There are all sorts of toothpastes on the market these days. Whitening, tartar control, sensitive teeth – the list goes on and on. But what about a toothpaste that glows in the dark? That’s right, a toothpaste that glows in the dark for kids (or adults) who are afraid of the dark.

You might wonder if such a quirky toothpaste product is available, and whether it would be safe for the teeth and gum. The answer is no, a glow in the dark toothpaste does not exist in the toothpaste market. This is primarily due to the presence of phosphors, the active ingredient that makes a toy glow in the dark.

Glow in the dark toothpaste neon sign | Image credits: finefoto

Phosphor substances (not to be confused with phosphorus, an element that glow due to a chemical reaction) is harmful to the human body when present in large quantity. While phosphor are generally harmless and do not cause a serious issue when accidentally consumed in small amounts, it is still treated as an unsafe substance. As such, it is currently not approved by U.S. Food and Drug Administration (FDA) for use in oral hygiene products. As a general rule, if it glows, it is not edible!

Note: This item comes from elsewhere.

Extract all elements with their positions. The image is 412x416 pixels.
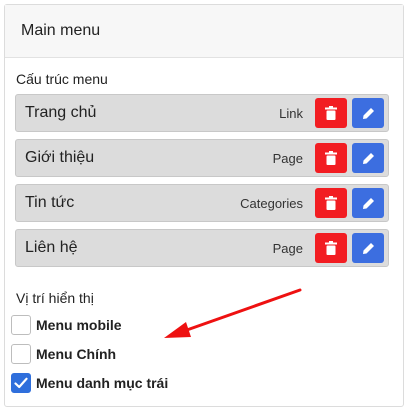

That said, the closest product you can get to a glow in the dark toothpaste is Piksters Plaque Glo, a toothpaste product manufactured by Australian oral hygiene company Erskine Oral Care. Plaque Glo features a plaque stain ingredient that when shined with a blue light torch, reveals areas that may contain residual plaque.

Piksters Plaque Glo| Image credits: finefoto

Several major brands have come up with unique ways to attract children with glow in the dark oral hygiene products. For instance, Colgate have previously manufactured GLOW in the DARK Colgate® Fluoride Toothpaste and Batman Bubble Fruit Toothpaste where the product packaging glows in the dark.

How Does Glow in the Dark Material Work?

Phosphors work by absorbing energy from an external source such as the sun or bright light, and radiating this energy as light over an extended period when the environment turns dark. This phenomenon of delayed luminescence is known as phosphorescence. While there are numerous phosphor substances created by chemists, the phosphors mostly widely used in toy products are zinc sulfide and strontium aluminate. This is due to the their property of having long persistent luminescence, which meant that they glow for an a significantly longer duration that most other phosphors.

Most products—wristband, glow sticks, toys, and paint—utilize strontium aluminate as it can glow in the dark anywhere from 6 to 24 hours depending on the formula used. On the other hand, while zinc sulfide has a shorter persistent luminescence, it is the only glow in the dark ingredient that is approved by FDA for use as a color additive in cosmetics and body paint.